ワインの糖分

今回はワインに含まれる糖分について紹介します。

 

ワインが持つアルコールはどこからできるのでしょうか。結論から言うと、ぶどうに含まれる糖分が発酵してできあがります。

 

収穫直前のぶどう、絞りたてのぶどうジュースは異常なほど甘いのです。

この糖分がを発酵し、アルコールへ添加することにより、辛口ワインになります。

アルコール発酵とは

アルコール発酵とは、グルコース、フルクトース、しょ糖などの糖を分解して、エタノールと二酸化炭素を生成し、エネルギーを得る代謝プロセスであり、酸素を必要としない嫌気的反応。酵母は酸素がないところで、糖を用いてアルコール発酵する代表的な生物。

エタノールの大量生産、アルコール飲料、パンの生産など多岐に渡ります。

 

醸造時に酵母によらない発酵で造られるワインもあります。

それがフランスのボジョレ・ヌーボー。日本では毎年11月の第3木曜日にお祭り騒ぎになります。

「カーボニック・マセレーション」と呼ばれる反応であり、高濃度の二酸化炭素または窒素ガス中に置かれたブドウの果実中で起こる嫌気的反応で、酵素の作用により糖がアルコールに変化するものです。

 

多くの酵母では、アルコール発酵は嫌気条件でのみ進行し、酸素があると水と二酸化炭素に変えます。

ワインで用いられるSaccharomyces cerevisiae(サッカロミセス・セレヴィシエ)は酸素があっても発酵を好むため、適当な培養条件を選ぶと好気条件でもエタノールを生産します。

ドイツでの残糖分による味わいの表記

ドイツではワインに含まれる残糖分によって、法律により以下に分類されます。

 

辛口(トロッケン)

残糖値1リットルあたり4グラムまで。 Max. 4g/l

もしくは

酸の量が残糖値を最大2グラム下回る場合は、残糖値1リットルあたり9グラムまで可。 Max. 9g/l (酸+2 max.9g/l)

 

中辛口(ハルプトロッケン)

残糖値1リットルあたり12グラムまで。 Max. 12g/l

もしくは

酸の量が残糖値を最大10グラム下回る場合は、残糖値1リットルあたり18グラムまで可。 Max. 18g/l (酸+10 max.18g/l)

 

甘口(リープリッヒ)

残糖値が中辛口以上、最高で1リットルあたり45グラムまで。 Max. 45g/l

 

甘口(ズース)

残糖値1リットルあたり45グラム以上。 Min. 45g/l

グルコースとフルクトース

グルコースは単糖でブドウ糖とも呼ばれる。糖は植物などに含まれる葉緑体において、太陽光からのエネルギーを使って水と二酸化炭素から光合成によって作られる。

 

フルクトースも単糖で果糖とも呼ばれる。水溶性の白色の結晶であり、全ての糖の中で最も多く水に溶ける。蜂蜜・果実・ある種の根菜に多く含まれる。
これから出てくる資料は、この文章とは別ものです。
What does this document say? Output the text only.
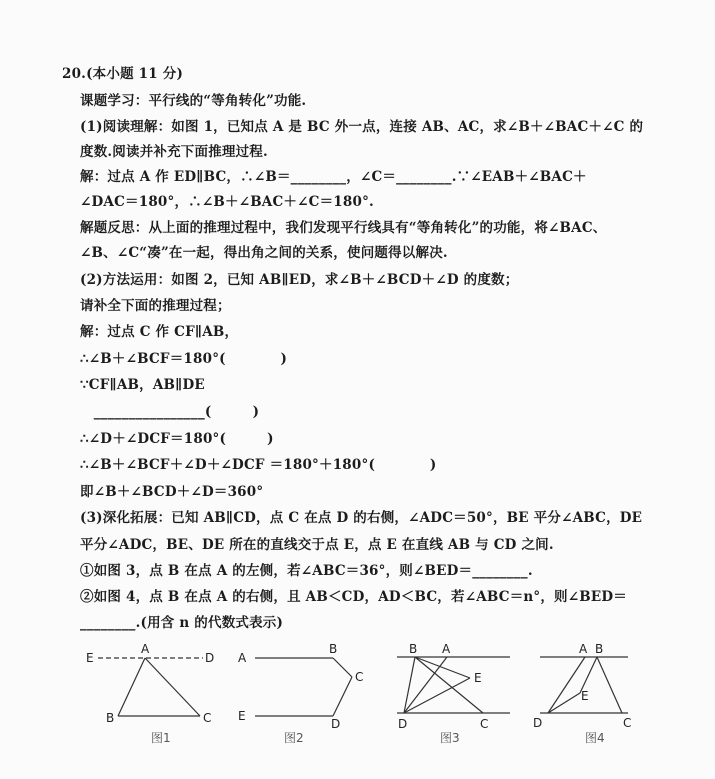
20.(本小题 11 分)
课题学习：平行线的“等角转化”功能.
(1)阅读理解：如图 1，已知点 A 是 BC 外一点，连接 AB、AC，求∠B＋∠BAC＋∠C 的
度数.阅读并补充下面推理过程.
解：过点 A 作 ED∥BC，∴∠B＝________，∠C＝________.∵∠EAB＋∠BAC＋
∠DAC＝180°，∴∠B＋∠BAC＋∠C＝180°.
解题反思：从上面的推理过程中，我们发现平行线具有“等角转化”的功能，将∠BAC、
∠B、∠C“凑”在一起，得出角之间的关系，使问题得以解决.
(2)方法运用：如图 2，已知 AB∥ED，求∠B＋∠BCD＋∠D 的度数；
请补全下面的推理过程；
解：过点 C 作 CF∥AB，
∴∠B＋∠BCF＝180°(　　　　)
∵CF∥AB，AB∥DE
　________________(　　　)
∴∠D＋∠DCF＝180°(　　　)
∴∠B＋∠BCF＋∠D＋∠DCF ＝180°＋180°(　　　　)
即∠B＋∠BCD＋∠D＝360°
(3)深化拓展：已知 AB∥CD，点 C 在点 D 的右侧，∠ADC＝50°，BE 平分∠ABC，DE
平分∠ADC，BE、DE 所在的直线交于点 E，点 E 在直线 AB 与 CD 之间.
①如图 3，点 B 在点 A 的左侧，若∠ABC＝36°，则∠BED＝________.
②如图 4，点 B 在点 A 的右侧，且 AB＜CD，AD＜BC，若∠ABC＝n°，则∠BED＝
________.(用含 n 的代数式表示)
E
A
D
B	C
A
B
C
E
D
B A
E
D	C
A B
E
D	C
图1	图2	图3	图4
グルコースとフルクトースはブドウに同量だけ含まれています。

 

フルクトースはグルコースよりも2倍甘く感じ、味わいはフレッシュでふくよか、そして甘ったるい嫌な印象を受けにくいです。

 

ラベルに辛口ワイン(Trocken)と書かれているのに甘く感じることはないでしょうか。

それはおそらくグルコースの倍甘く感じるフルクトースが多いと思われます。

若くてフレッシュなワインはその甘味と酸味のバランスをお楽しみください。

 

フルクトースはグルコースに比べて甘く感じません。甘味もフレッシュさは少なく、反対に重みすら感じるでしょう。口の中で少しザラザラとした感触があるのも特徴の1つです。

グリセリン

グリセリンは3価のアルコールで、学術分野ではグリセロールとも呼ばれる。

食品添加物として、甘味料・保存料などの用途がある。甘味料としては虫歯になりにくいが、甘さは弱く高カロリーである。

 

グリセリンは熟したぶどうに多く含まれ、また醸造過程でも生成されていきます。

多量のグリセリンがワインに含まれている場合、クリーミーでねっとりとした感触が口いっぱいに広がります。

高品質な辛口ワインが甘く感じるのはこのせいです。

貴腐菌が付着したぶどうから造られたワインは多くのグリセリンを含みます。

テイスティング時にグルコース、フルクトース、グリセリンはとても重要な判断要素です。

覚えておいて損はないかもしれません。